Pioneer Day usually ends with the traditional Bonfire of the Zucchini, in which all of the neighborhood’s excess garden produce is piled into the middle of the street and set ablaze. Unfortunately, wildfire conditions this year have resulted in a strict ban on open flames, so most families will spend the evening indoors, baking dozens upon dozens of loaves of zucchini bread that they will then leave on each other’s doorsteps in the dark of night.
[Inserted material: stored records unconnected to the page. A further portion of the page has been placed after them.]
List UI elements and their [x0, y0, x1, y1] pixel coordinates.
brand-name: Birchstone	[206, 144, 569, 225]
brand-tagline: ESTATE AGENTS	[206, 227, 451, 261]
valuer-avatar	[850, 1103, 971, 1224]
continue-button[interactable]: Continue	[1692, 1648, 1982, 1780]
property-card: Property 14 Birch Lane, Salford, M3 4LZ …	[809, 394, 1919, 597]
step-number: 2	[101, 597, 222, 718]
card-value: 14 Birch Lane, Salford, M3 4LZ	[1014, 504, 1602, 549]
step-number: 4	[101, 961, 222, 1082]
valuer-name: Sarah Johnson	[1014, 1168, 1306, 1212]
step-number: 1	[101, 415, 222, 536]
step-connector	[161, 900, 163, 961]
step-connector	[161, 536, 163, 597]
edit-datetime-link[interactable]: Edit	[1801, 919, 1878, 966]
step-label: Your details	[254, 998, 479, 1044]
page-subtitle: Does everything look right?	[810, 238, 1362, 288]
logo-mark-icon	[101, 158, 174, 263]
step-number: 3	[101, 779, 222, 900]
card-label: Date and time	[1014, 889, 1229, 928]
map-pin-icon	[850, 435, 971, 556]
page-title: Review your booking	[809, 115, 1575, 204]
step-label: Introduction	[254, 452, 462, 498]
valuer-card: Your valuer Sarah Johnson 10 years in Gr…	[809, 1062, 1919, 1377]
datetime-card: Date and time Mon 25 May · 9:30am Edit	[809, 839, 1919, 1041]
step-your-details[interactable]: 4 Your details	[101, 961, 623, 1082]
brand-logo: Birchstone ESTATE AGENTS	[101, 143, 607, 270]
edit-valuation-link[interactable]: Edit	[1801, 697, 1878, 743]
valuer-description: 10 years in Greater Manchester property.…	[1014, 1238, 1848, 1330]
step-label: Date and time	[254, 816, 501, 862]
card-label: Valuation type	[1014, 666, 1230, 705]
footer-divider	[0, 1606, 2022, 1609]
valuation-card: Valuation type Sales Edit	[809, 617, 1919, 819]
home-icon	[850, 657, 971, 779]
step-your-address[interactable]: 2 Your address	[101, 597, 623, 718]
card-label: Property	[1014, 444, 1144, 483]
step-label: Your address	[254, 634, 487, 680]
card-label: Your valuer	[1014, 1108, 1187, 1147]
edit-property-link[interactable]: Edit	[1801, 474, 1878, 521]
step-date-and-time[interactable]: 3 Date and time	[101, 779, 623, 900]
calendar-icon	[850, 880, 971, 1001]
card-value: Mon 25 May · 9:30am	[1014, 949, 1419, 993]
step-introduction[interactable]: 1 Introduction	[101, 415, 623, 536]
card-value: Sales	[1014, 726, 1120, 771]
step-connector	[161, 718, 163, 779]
Then, as the children are tucked once again into bed, their parents will tell them harrowing stories of the hardships their pioneer ancestors endured so they could grow up to be the snotty, ungrateful, over-privileged, upper-middle-class layabouts with no sense of history that they are today. And they will explain to their children that they, too, are pioneers, blazing a trail for the generations of even snottier, more ungrateful, hyper-privileged, upper-upper-middle-class layabouts with even less sense of history that will follow.
Yes, we are all pioneers in our own snotty, ungrateful, over-privileged, upper-middle-class-layabout-with-no-sense-of-history way. And this is our day.